Jesse Pepper’s Potato SaladServe this alongside rich and delicious main dishes. And if you have no main dish, add more meat.
- 12 large russet potatoes
- 6 cups water
- 1/2 cup vinegar
- 12 eggs
- 1 large white onion
- 1 large red onion
- 2 cups celery
- 3 large dill pickles
- 3 cups mayo (they use Best Foods, aka Hellmans, with which one can’t go wrong)
- 3 cups sour cream (use normal, not cultured sour cream, which is too thick)
- 1/2 cup mustard
- 1/4 cup minced fresh dill (not to be a troublemaker here, but I use a lot more)
- 2 cups chopped pork belly, bacon, burnt ends, or other succulent meat
- 2 tablespoons salt
- 2 tablespoons black pepper
In a small pot, bring the water and vinegar to a boil. Add the eggs, return to a boil, and boil for 10 minutes, then move the pot to the sink with the cold water on. Pour out the hot water and flush with cold water. Then add ice and let them cool.
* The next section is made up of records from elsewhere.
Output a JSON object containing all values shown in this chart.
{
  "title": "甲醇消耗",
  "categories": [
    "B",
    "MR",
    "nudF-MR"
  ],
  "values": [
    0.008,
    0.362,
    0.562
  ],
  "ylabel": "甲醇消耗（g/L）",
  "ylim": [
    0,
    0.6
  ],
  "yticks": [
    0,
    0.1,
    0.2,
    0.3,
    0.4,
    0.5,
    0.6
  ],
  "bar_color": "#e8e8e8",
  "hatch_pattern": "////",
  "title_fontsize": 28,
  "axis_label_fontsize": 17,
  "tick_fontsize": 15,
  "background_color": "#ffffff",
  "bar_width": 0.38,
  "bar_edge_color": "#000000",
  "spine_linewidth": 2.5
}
Start chopping all the other vegetables into medium dice, by which point your eggs will be ready to be peeled and cut into 8 pieces each. Store these in the fridge until the end. Wash off your eggy knife and cutting board.
Add the mayo, sour cream, and pickles to a food processor or blender, and whizz for about 90 seconds, until the pickles are atomized.
Add the onion, celery, mustard, dill, meat, salt, and pepper to a large mixing bowl and thoroughly combine. Add the pickle mayo and mix again. Add the potatoes, and gently mix, lifting from the bottom and carefully folding it over, so nothing gets mushed.